Verso la fine del Cinquecento si diffuse la pallacorda, il jeu de paume dei francesi, gioco nel quale i partecipanti, inizialmente con il palmo della mano protetto da un guanto, e poi con una sorta di racchetta, dovevano colpire la palla e lanciarla nel campo dell’avversario, superando un rete tesa posta a metà di un campo rettangolare, secondo regole che variavano da luogo a luogo.


Inizio: 1500

Fine: 1800

1. I “trincotti”

A Torino e in provincia vennero aperti numerosi “trincotti”, campi rettangolari, provvisti di gradinate per gli spettatori sui lati, nei quali, oltre al gioco della pallacorda, si tenevano spettacoli. Il nome richiama il francese “trincot” utilizzato per il jeu de paume, ma anche lo spagnolo “trinquete” per la pelota.
A questo proposito Bertolotti precisa, a riguardo della pallacorda, che

I piemontesi lo chiamano Trincotto, e porta questo nome la strada ov’è la pallacorda. È il jeu de la Paume de’ Francesi, quasi ignoto in Italia fuor di Torino1.

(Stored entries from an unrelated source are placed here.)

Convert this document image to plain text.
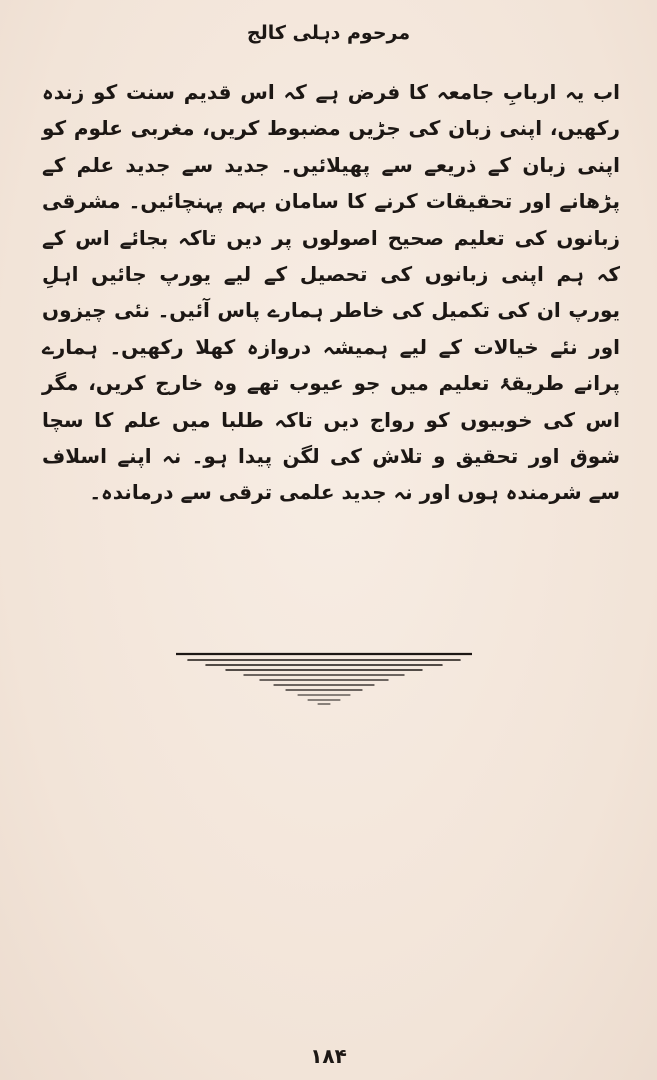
مرحوم دہلی کالج

اب یہ اربابِ جامعہ کا فرض ہے کہ اس قدیم سنت کو زندہ رکھیں، اپنی زبان کی جڑیں مضبوط کریں، مغربی علوم کو اپنی زبان کے ذریعے سے پھیلائیں۔ جدید سے جدید علم کے پڑھانے اور تحقیقات کرنے کا سامان بہم پہنچائیں۔ مشرقی زبانوں کی تعلیم صحیح اصولوں پر دیں تاکہ بجائے اس کے کہ ہم اپنی زبانوں کی تحصیل کے لیے یورپ جائیں اہلِ یورپ ان کی تکمیل کی خاطر ہمارے پاس آئیں۔ نئی چیزوں اور نئے خیالات کے لیے ہمیشہ دروازہ کھلا رکھیں۔ ہمارے پرانے طریقۂ تعلیم میں جو عیوب تھے وہ خارج کریں، مگر اس کی خوبیوں کو رواج دیں تاکہ طلبا میں علم کا سچا شوق اور تحقیق و تلاش کی لگن پیدا ہو۔ نہ اپنے اسلاف سے شرمندہ ہوں اور نہ جدید علمی ترقی سے درماندہ۔

۱۸۴
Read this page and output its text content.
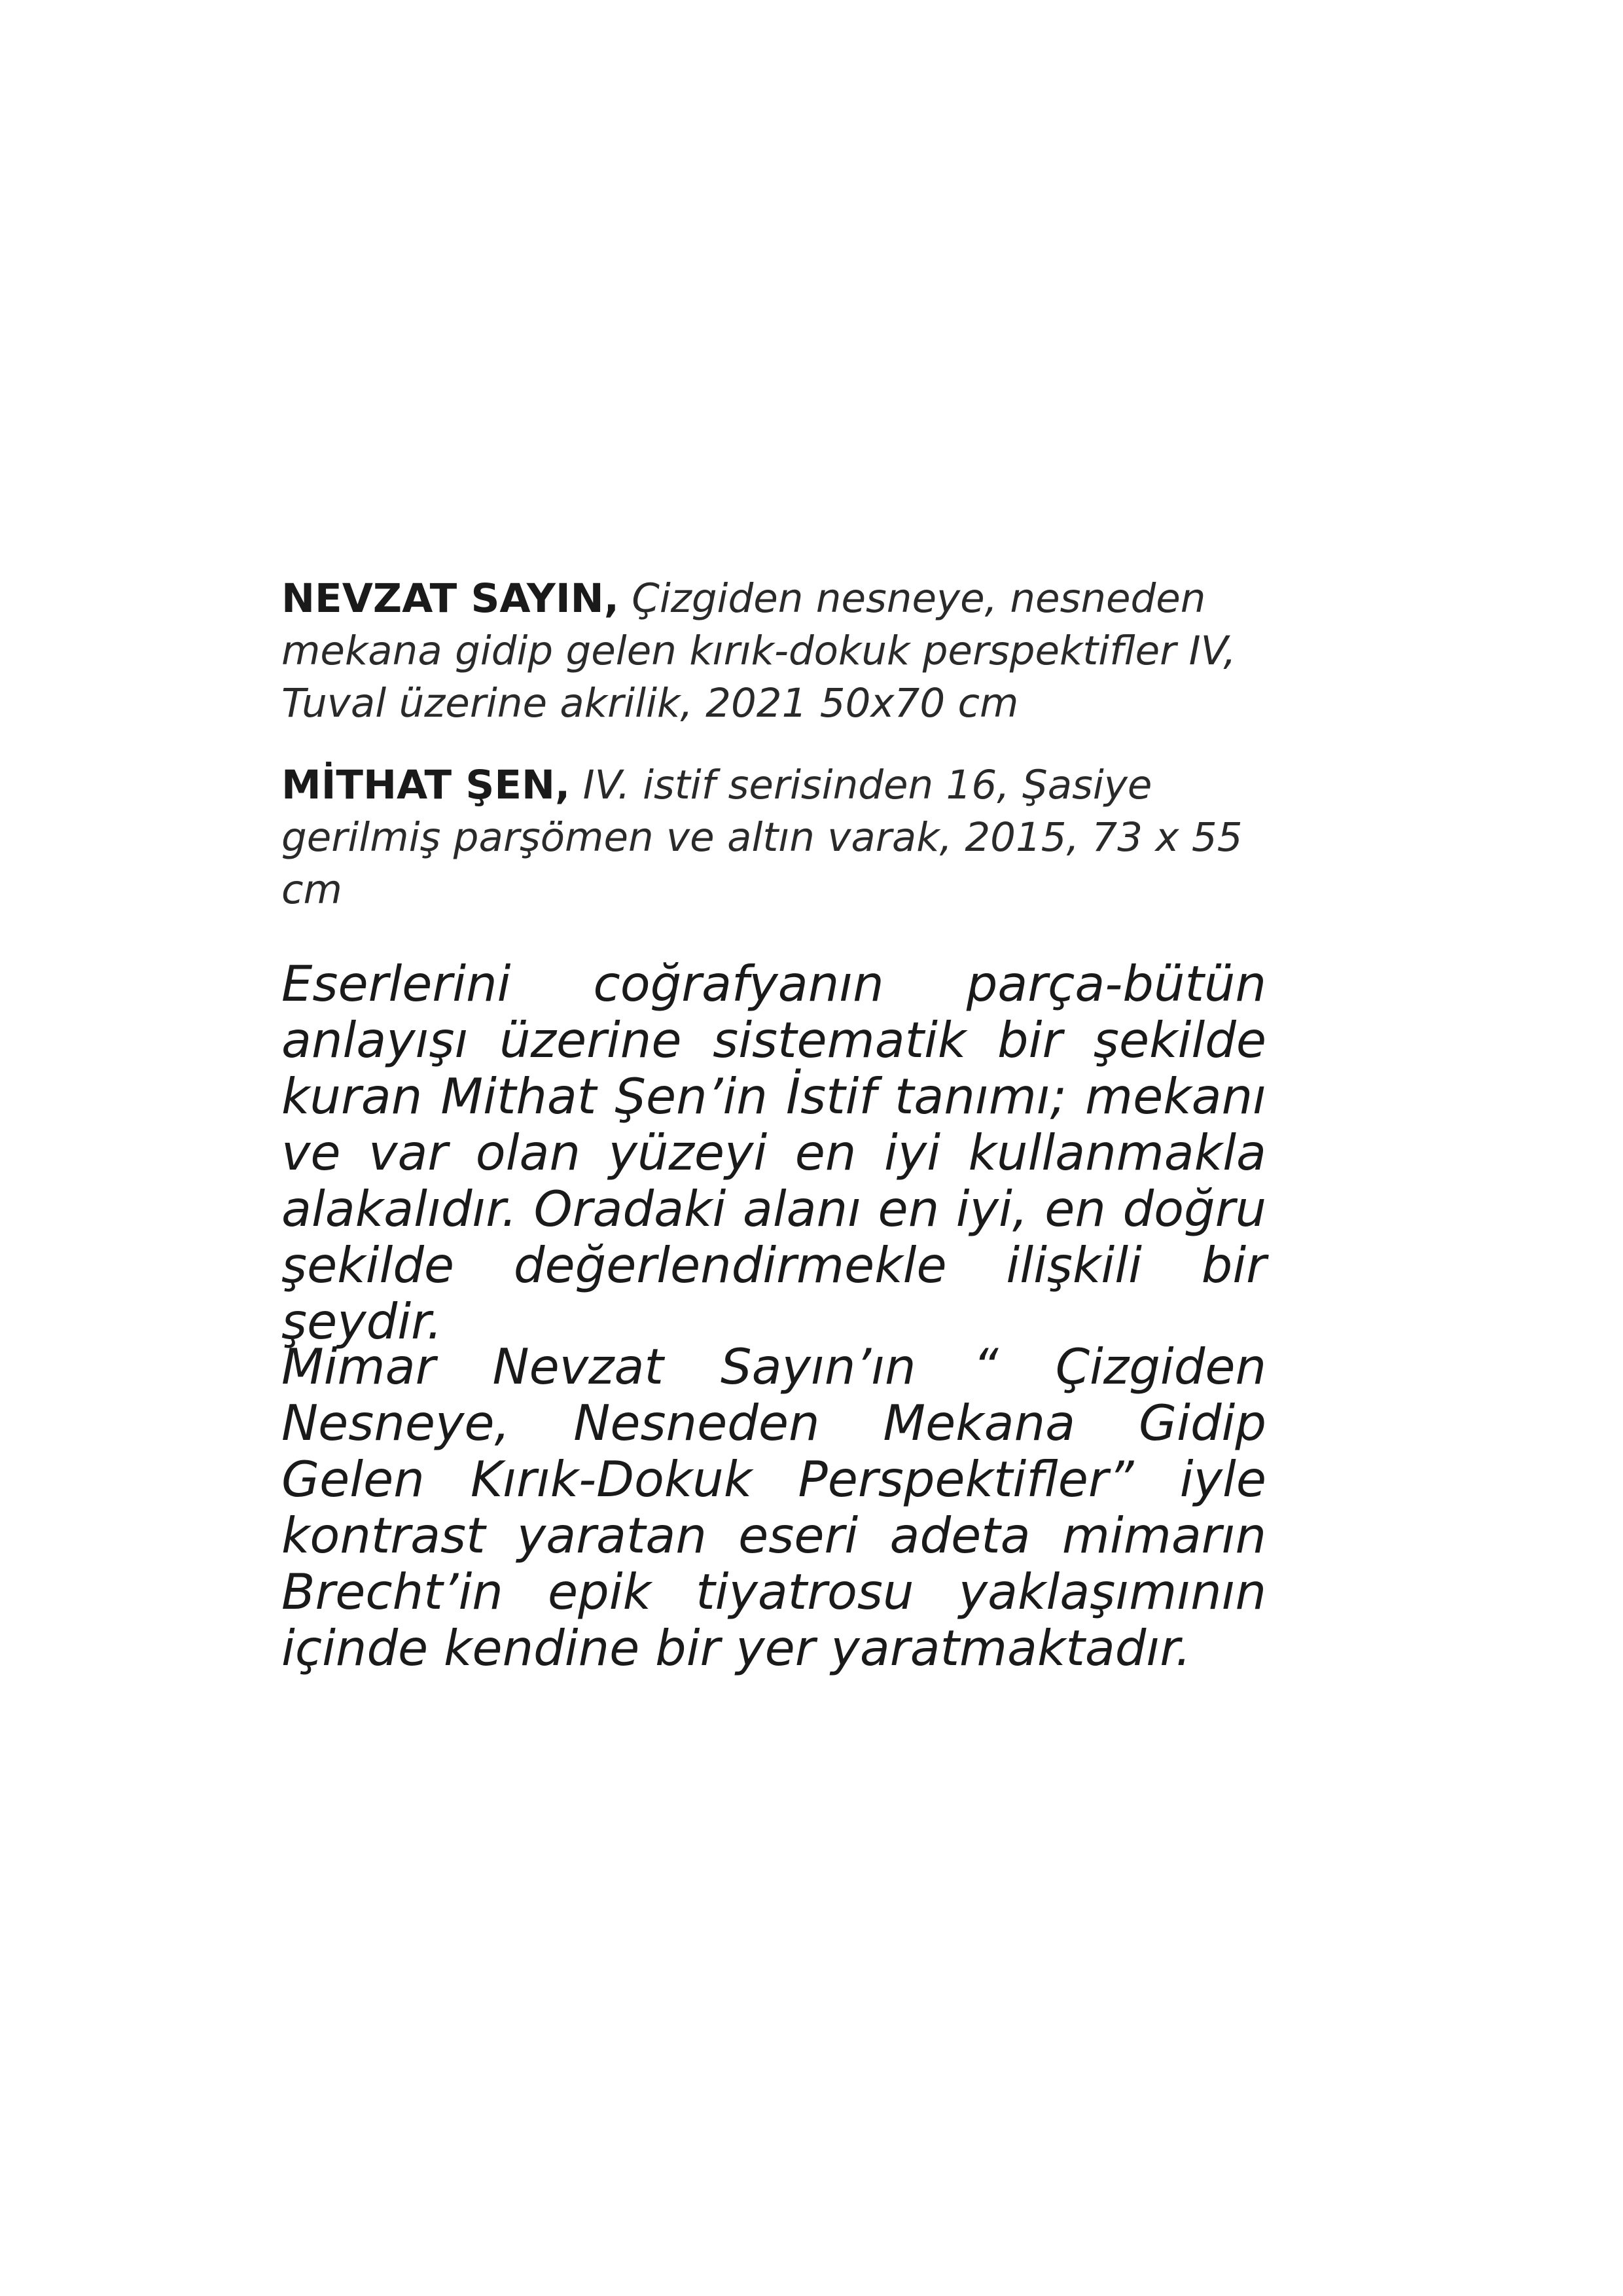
NEVZAT SAYIN, Çizgiden nesneye, nesneden mekana gidip gelen kırık-dokuk perspektifler IV, Tuval üzerine akrilik, 2021 50x70 cm

MİTHAT ŞEN, IV. istif serisinden 16, Şasiye gerilmiş parşömen ve altın varak, 2015, 73 x 55 cm

Eserlerini coğrafyanın parça-bütün anlayışı üzerine sistematik bir şekilde kuran Mithat Şen’in İstif tanımı; mekanı ve var olan yüzeyi en iyi kullanmakla alakalıdır. Oradaki alanı en iyi, en doğru şekilde değerlendirmekle ilişkili bir şeydir.

Mimar Nevzat Sayın’ın “ Çizgiden Nesneye, Nesneden Mekana Gidip Gelen Kırık-Dokuk Perspektifler” iyle kontrast yaratan eseri adeta mimarın Brecht’in epik tiyatrosu yaklaşımının içinde kendine bir yer yaratmaktadır.
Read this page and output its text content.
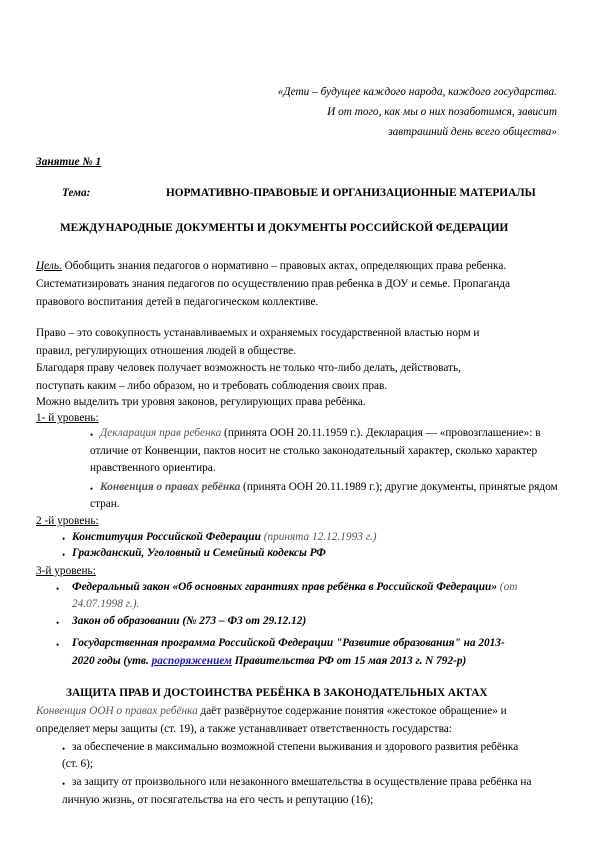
«Дети – будущее каждого народа, каждого государства.
И от того, как мы о них позаботимся, зависит
завтрашний день всего общества»
Занятие № 1
Тема:	НОРМАТИВНО-ПРАВОВЫЕ И ОРГАНИЗАЦИОННЫЕ МАТЕРИАЛЫ
МЕЖДУНАРОДНЫЕ ДОКУМЕНТЫ И ДОКУМЕНТЫ РОССИЙСКОЙ ФЕДЕРАЦИИ
Цель. Обобщить знания педагогов о нормативно – правовых актах, определяющих права ребенка.
Систематизировать знания педагогов по осуществлению прав ребенка в ДОУ и семье. Пропаганда
правового воспитания детей в педагогическом коллективе.
Право – это совокупность устанавливаемых и охраняемых государственной властью норм и
правил, регулирующих отношения людей в обществе.
Благодаря праву человек получает возможность не только что-либо делать, действовать,
поступать каким – либо образом, но и требовать соблюдения своих прав.
Можно выделить три уровня законов, регулирующих права ребёнка.
1- й уровень:
• Декларация прав ребенка (принята ООН 20.11.1959 г.). Декларация — «провозглашение»: в
отличие от Конвенции, пактов носит не столько законодательный характер, сколько характер
нравственного ориентира.
• Конвенция о правах ребёнка (принята ООН 20.11.1989 г.); другие документы, принятые рядом
стран.
2 -й уровень:
• Конституция Российской Федерации (принята 12.12.1993 г.)
• Гражданский, Уголовный и Семейный кодексы РФ
3-й уровень:
• Федеральный закон «Об основных гарантиях прав ребёнка в Российской Федерации» (от
24.07.1998 г.).
• Закон об образовании (№ 273 – ФЗ от 29.12.12)
• Государственная программа Российской Федерации "Развитие образования" на 2013-
2020 годы (утв. распоряжением Правительства РФ от 15 мая 2013 г. N 792-р)
ЗАЩИТА ПРАВ И ДОСТОИНСТВА РЕБЁНКА В ЗАКОНОДАТЕЛЬНЫХ АКТАХ
Конвенция ООН о правах ребёнка даёт развёрнутое содержание понятия «жестокое обращение» и
определяет меры защиты (ст. 19), а также устанавливает ответственность государства:
• за обеспечение в максимально возможной степени выживания и здорового развития ребёнка
(ст. 6);
• за защиту от произвольного или незаконного вмешательства в осуществление права ребёнка на
личную жизнь, от посягательства на его честь и репутацию (16);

Si ricordano quello detto “della Veritina”, all’inizio dell’attuale via Roma, dove successivamente verrà costruito il palazzo San Martino di San Germano; uno nell’area dell’attuale piazzetta reale, di fronte al duomo di San Giovanni.

2. Il “trincotto rosso”

Il più importante è il “trincotto rosso”, che si trovava nell’area dove sarebbe sorto palazzo Carignano2. Di quest’ultimo si sa che venne risparmiato in occasione dell’ampliamento di Torino verso sud (1612-1617): mentre le case prospicienti la Contrada Nova, l’attuale via Roma, vennero riedificate, il trincotto, all’interno dell’isolato, non venne toccato. Nel 1649 i proprietari lo dotarono di una copertura: la modifica, più che a migliorare il campo da gioco, sembrerebbe orientata a una variazione d’uso per creare reddito; e infatti nel 1720 il trincotto, acquistato nel 1703 dal principe Emanuele Filiberto di Savoia Carignano, non venne più usato per il gioco. Inizialmente il principe pensò di utilizzarlo come maneggio per cavalli, ma nel 1752 preferì trasformarlo in un teatro. Acquisiti i terreni circostanti, affidò al primo architetto reale Benedetto Alfieri il progetto di quello che sarebbe diventato il Teatro Carignano.
È nota, inoltre, l’esistenza di una Società dei dilettanti della palla a corda, il cui trincotto risulta collocato in una parte periferica dei Giardini Reali. Nel 1839 viene ceduto all’Accademia Filodrammatica per la costruzione di un teatro, su progetto di Giuseppe Leoni (l’attuale teatro Gobetti).
La trasformazione dei trincotti in teatri non ha interessato soltanto Torino, ma è un fenomeno abbastanza comune anche in Francia, dovuto con molte probabilità alla conformazione chiusa e dotata di gradinate interne per il pubblico.

Note

1. Davide Bertolotti, Descrizione di Torino, Pomba, Torino, 1840, p. 371, in nota. Il volume, interamente digitalizzato, può essere consultato su Google - Ricerca libri.

2. S. Cordero di Pamparato, Il teatro Carignano dal 1608 al 1814, in «Torino», VIII (1928), pp. 685-711.